Lionel reached out putting his hand on his shoulder and despite the physical difficulties Vincent felt the squeeze. “You did everything you could kid. You defended the city. You helped its people. And most importantly you’ve done me proud. I taught and trained you as much as I could. And don’t let it go to your head but you’ve done that and more. I’m proud of you Vincent. Truly.”
Vincent stared at him and he couldn’t hold it back any longer. He shut his eyes as his tears finally fell again. But he didn’t sob. The tears were slow, the pain was raw and it was hard for him to stay on his feet but he did. He stepped forward not sure if it would work but he hugged him and this time he was solid enough that he could feel him there.
They managed to hug for a few long moments and slowly Vincent felt himself begin to slip through him. He stepped back before he fell and Lionel shrugged, “Looks like my time here is ending. That little lady is getting to the end of her rope.”
Vincent looked past him and stared at Ryza who had her head down and was breathing harder than before. Vincent frowned, guilty to ask this of her and wishing he could ask for more time. But he nodded and looked back at Lionel.
“I know you ain’t the leader type so I won’t ask you to take over the Rogues. But watch over them. Someone’s gonna take over that spot. They’re going to need a good right hand. And a better map maker.”
Vincent wiped his eyes and nodded quickly, “You can count on me.”

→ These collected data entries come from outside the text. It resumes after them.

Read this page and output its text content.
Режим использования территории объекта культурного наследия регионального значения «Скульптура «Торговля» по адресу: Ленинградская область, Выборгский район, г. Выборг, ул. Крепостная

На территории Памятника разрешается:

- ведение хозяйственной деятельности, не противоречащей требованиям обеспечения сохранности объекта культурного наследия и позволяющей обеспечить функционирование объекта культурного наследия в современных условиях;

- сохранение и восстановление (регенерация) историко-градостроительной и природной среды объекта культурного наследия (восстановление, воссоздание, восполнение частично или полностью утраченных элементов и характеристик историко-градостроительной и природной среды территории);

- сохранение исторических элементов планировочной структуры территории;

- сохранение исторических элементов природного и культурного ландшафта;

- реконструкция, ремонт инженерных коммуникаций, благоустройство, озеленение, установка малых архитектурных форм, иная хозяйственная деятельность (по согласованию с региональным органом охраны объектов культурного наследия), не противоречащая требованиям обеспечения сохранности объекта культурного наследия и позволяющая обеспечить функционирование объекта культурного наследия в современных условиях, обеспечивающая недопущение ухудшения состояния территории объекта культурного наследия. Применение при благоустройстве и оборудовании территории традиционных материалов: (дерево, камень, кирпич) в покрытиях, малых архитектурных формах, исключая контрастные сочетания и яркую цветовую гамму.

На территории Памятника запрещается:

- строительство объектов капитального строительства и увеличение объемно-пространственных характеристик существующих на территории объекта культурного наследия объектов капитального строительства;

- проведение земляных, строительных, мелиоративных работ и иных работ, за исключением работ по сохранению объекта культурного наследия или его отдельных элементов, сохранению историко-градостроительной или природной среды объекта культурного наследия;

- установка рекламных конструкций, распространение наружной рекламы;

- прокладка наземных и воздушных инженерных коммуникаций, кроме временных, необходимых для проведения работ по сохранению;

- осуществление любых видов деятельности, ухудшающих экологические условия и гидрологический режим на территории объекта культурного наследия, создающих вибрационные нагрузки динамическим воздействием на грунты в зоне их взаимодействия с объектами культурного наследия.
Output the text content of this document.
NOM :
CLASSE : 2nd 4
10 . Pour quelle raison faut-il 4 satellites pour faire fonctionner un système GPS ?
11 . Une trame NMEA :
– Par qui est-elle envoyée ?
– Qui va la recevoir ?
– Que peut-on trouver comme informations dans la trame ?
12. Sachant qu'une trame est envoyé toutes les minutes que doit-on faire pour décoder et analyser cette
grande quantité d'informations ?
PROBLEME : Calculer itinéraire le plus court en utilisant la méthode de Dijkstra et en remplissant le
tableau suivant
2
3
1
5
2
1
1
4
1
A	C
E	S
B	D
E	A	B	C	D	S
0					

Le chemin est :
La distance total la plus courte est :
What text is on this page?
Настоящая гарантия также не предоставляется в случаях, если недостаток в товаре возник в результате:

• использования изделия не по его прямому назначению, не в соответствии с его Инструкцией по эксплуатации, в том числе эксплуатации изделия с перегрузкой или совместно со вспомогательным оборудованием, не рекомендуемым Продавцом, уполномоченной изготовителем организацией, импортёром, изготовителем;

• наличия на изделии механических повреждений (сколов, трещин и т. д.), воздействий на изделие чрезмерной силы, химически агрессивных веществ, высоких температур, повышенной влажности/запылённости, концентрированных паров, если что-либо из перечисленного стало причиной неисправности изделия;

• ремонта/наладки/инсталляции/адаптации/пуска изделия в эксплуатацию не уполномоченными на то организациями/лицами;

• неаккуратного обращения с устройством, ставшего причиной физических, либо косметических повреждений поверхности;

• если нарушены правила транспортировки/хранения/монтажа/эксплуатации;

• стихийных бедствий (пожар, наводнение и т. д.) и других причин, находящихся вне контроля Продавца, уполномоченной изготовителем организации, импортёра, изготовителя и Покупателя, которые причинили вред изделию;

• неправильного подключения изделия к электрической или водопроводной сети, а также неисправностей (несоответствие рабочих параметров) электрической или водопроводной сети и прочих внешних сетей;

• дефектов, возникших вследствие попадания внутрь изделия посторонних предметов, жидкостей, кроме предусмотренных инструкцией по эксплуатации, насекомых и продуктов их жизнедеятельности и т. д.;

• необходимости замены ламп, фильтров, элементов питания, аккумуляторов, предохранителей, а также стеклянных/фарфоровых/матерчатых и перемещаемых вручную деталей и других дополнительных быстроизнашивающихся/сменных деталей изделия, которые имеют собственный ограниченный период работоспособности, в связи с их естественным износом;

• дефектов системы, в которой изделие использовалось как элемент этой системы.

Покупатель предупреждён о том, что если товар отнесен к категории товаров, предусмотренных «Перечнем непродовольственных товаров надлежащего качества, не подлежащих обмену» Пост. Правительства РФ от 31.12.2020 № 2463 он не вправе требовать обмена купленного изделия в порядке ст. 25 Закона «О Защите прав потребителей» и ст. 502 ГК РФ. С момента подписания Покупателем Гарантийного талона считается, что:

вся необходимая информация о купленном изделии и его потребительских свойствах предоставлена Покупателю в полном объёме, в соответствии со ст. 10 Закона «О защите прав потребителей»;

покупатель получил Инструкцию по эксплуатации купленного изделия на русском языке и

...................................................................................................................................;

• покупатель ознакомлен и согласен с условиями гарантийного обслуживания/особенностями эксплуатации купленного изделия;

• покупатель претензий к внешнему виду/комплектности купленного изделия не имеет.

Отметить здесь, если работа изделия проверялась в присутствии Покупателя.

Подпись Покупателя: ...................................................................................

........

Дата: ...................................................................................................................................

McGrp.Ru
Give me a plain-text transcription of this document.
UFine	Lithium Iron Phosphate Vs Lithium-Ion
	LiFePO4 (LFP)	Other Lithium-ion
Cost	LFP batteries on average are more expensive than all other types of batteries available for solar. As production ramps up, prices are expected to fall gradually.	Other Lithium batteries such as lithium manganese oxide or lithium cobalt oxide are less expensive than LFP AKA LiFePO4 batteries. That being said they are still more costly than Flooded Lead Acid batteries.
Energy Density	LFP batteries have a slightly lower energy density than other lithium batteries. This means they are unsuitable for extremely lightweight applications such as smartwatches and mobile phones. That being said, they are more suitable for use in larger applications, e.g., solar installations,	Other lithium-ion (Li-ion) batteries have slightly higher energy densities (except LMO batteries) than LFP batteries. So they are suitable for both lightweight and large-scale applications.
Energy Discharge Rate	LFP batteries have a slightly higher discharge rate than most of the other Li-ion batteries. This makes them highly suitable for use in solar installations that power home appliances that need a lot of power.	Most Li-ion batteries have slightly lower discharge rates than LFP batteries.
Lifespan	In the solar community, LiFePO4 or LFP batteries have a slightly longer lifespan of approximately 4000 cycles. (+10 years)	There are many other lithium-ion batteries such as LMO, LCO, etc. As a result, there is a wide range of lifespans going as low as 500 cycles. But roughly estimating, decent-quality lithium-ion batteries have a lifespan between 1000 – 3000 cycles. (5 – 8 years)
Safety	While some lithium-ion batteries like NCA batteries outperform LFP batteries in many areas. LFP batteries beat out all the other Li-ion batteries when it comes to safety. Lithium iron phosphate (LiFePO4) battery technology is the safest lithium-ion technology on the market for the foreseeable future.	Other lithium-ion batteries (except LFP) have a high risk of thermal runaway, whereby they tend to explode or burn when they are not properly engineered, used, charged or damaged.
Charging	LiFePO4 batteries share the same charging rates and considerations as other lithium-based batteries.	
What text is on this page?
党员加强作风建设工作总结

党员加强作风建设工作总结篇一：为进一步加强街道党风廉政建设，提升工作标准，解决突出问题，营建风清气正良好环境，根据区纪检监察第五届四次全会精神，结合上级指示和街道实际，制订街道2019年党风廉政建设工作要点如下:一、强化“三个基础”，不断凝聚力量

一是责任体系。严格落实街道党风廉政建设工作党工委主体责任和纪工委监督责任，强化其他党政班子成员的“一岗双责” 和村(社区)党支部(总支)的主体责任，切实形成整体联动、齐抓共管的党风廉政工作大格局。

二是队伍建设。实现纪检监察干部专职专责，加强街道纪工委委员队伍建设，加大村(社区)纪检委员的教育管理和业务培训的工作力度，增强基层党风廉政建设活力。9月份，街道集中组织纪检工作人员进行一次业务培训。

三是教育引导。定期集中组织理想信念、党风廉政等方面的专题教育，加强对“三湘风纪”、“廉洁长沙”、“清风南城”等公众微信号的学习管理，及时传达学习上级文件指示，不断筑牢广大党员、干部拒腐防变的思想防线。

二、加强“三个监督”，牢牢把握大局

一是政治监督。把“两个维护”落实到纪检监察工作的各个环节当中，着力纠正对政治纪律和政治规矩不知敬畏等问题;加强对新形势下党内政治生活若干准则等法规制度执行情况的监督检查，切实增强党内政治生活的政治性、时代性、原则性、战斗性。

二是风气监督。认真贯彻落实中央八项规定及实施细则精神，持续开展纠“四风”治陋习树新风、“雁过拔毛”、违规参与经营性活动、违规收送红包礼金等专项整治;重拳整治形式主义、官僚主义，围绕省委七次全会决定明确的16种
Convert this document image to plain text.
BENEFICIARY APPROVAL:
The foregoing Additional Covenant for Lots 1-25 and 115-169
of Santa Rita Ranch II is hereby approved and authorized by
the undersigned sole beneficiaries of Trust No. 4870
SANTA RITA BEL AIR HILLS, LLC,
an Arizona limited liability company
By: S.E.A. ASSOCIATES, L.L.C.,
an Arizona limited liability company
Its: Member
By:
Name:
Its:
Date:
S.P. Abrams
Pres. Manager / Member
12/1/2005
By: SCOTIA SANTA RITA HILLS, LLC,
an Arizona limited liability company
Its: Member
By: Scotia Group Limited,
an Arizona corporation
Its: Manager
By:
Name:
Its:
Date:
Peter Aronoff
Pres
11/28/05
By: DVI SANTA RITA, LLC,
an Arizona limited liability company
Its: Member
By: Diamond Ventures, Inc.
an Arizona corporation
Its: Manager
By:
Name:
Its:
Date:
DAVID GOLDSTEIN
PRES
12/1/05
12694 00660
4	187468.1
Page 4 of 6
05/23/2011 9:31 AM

“Always could.” He looked past Vincent and stared at Penny who had been watching silently. “You’ve been with him for a while. He’s trouble this kid. But good. Take care of him. Cause we both know he can’t do it himself. Don’t want him joining me up there any time soon.”
Penny smiled and lowered their head, “We will. Always.”
Lionel smiled one more time and closed his eyes. He took a slow breath and then he faded more and more. His shape disappeared into the smoke, some returning to the ground and some going back up to the sky. Vincent watched as much of it go as he could and finally collapsed down onto his knees. But he looked at Ryza who was drawing herself back up. Her eye was dulled and breathing harsh. Shriek was at her shoulder rubbing against her face.
“Don’t worry little one. I just need a moment to rest,” she said laughing and going into a fit of dry coughs. Vincent started to move but she held her hand out. “I’m fine. Don’t you worry.”
Vincent nodded slowly and then bowed his head, “Thank you Ryza. For giving me that.”
She smirked leaning backward and staring at the sky as the sun finally started to break through the clouds. “No problem at all.”